The most revolutionary (pun intended) part of the Wii is the unique controller, the Wiimote. Nintendo designed the controller deliberately to look much like a TV remote with a slim rectangular case. The remote feels comfortable when held in the hand and allows the fingers and thumb to have easy access to the Wiimote’s various buttons and triggers. On top, there is a power button for turning the controller on and off which also puts the Wii in standby mode. The small D-pad is next followed down by three small buttons which have – and + signs along with a “home” button icon. A large “A” button is next followed by 1 and 2 buttons. The Wiimote’s B button is actually the controller’s trigger located on the bottom of the remote.
The Wii also includes one of their Nunchuk add-ons for the Wiimote that attaches to the bottom of the main remote and is connected by a small cord. The Nunchuk, which is required for playing many Wii games, has an analog stick and two more trigger buttons. One other feature of the Wiimote is the wrist strap that is located in the same place as the add-on port and which people are supposed to use to keep the Wii from flying across their room. As you might know, many people have complained that the wrist strip is not strong enough (Nintendo has apparently shipped new Wii consoles with a more sturdy strap) and there have been plenty of YouTube videos showing people who don’t use the wrist strap encountering self-induced problems like seeing the remote fly in the air and hit TV screens and other household items.
One problem with the Wiimote is its default use of 2 AA batteries to power it up.

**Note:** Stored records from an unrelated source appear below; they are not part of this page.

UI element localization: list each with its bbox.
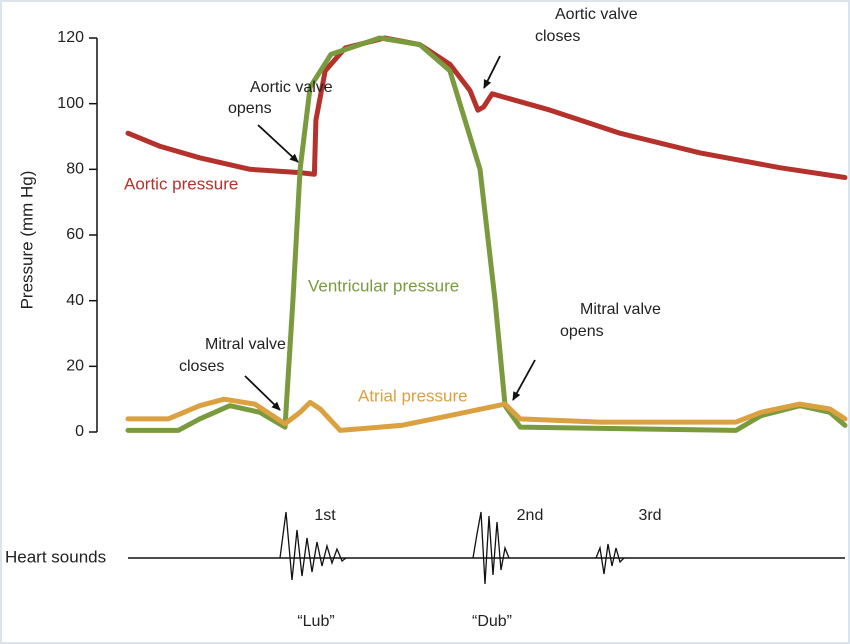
y-tick-label: 20 xyxy=(66,358,84,375)
annotation-text: closes xyxy=(179,358,224,375)
series-label: Atrial pressure xyxy=(358,386,468,405)
annotation-text: Mitral valve xyxy=(580,301,661,318)
y-axis-label: Pressure (mm Hg) xyxy=(17,171,36,310)
annotation-text: opens xyxy=(228,100,272,117)
sound-label: 2nd xyxy=(517,507,544,524)
series-label: Aortic pressure xyxy=(124,174,238,193)
series-line xyxy=(125,396,848,433)
annotation-text: Aortic valve xyxy=(555,6,638,23)
annotation-text: Mitral valve xyxy=(205,336,286,353)
y-tick-label: 120 xyxy=(57,29,84,46)
annotation-text: closes xyxy=(535,28,580,45)
annotation-text: opens xyxy=(560,323,604,340)
annotation-arrow xyxy=(257,124,299,163)
annotation-arrow xyxy=(483,55,501,89)
y-tick-label: 80 xyxy=(66,161,84,178)
sound-name: “Dub” xyxy=(472,613,512,630)
sound-wave xyxy=(595,543,625,575)
annotation-arrow xyxy=(512,359,536,401)
y-tick-label: 100 xyxy=(57,95,84,112)
y-tick-label: 0 xyxy=(75,423,84,440)
sound-wave xyxy=(472,511,510,585)
heart-sounds-label: Heart sounds xyxy=(5,547,106,566)
series-label: Ventricular pressure xyxy=(308,276,459,295)
sound-label: 3rd xyxy=(638,507,661,524)
sound-wave xyxy=(279,511,347,581)
annotation-arrow xyxy=(244,375,281,411)
sound-label: 1st xyxy=(314,507,336,524)
annotation-text: Aortic valve xyxy=(250,79,333,96)
y-tick-label: 60 xyxy=(66,226,84,243)
sound-name: “Lub” xyxy=(297,613,334,630)
series-line xyxy=(125,35,848,433)
y-tick-label: 40 xyxy=(66,292,84,309)
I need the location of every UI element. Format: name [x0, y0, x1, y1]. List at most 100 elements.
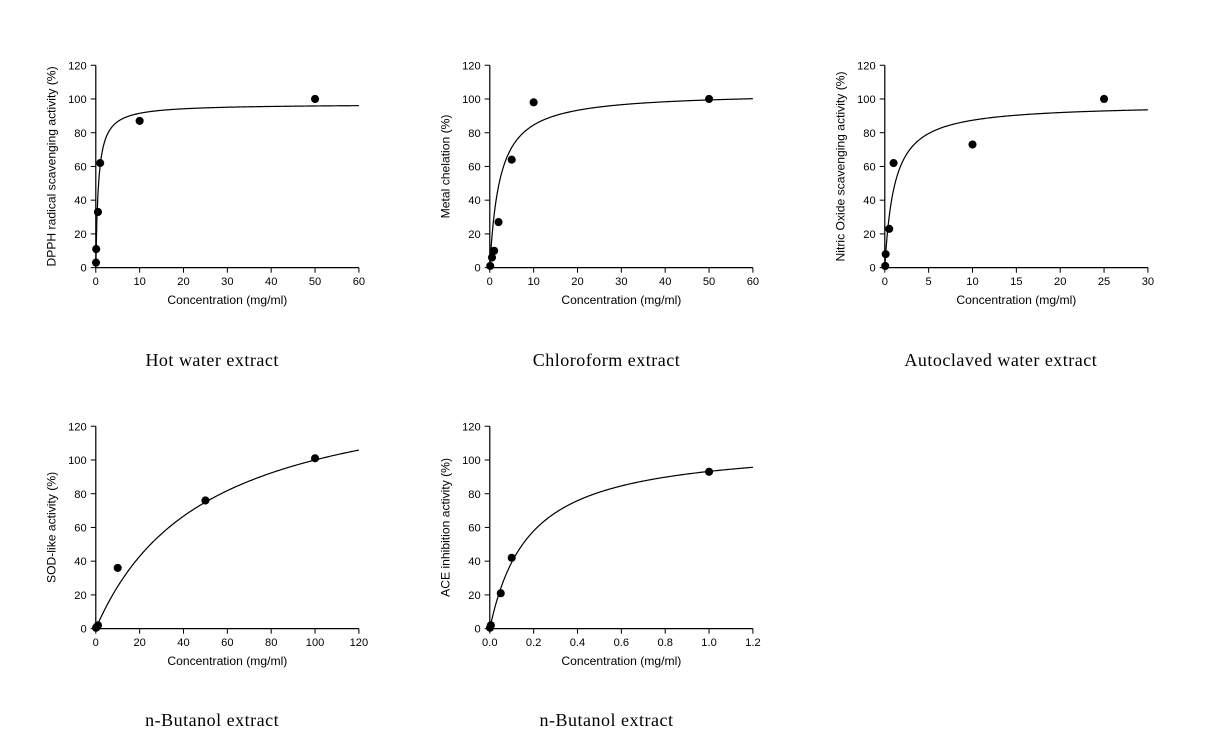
svg-text:120: 120 [857, 60, 876, 72]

The Xbox 360 wireless controller has the best solution with Microsoft offering rechargeable battery packs that can be charged via the Xbox 360’s USB port. Nintendo doesn’t seem to be interested in offering a similar option for the Wiimote although we know that third party companies will likely offer their own solutions. We think they will be popular.
Because of the Wiimote’s unique nature, an outside addition is needed to make it work. That would be the Wii sensor bar, a long thin rectangular object that connects to the back of the Wii via a long cord. You are supposed to place the sensor bar either on top of your television or beneath it. You get used to the sensor bar's look after a while although at first you might think it's something of an eyesore. It’s a small price to pay, however, for the Wiimote’s unique motion sensing features.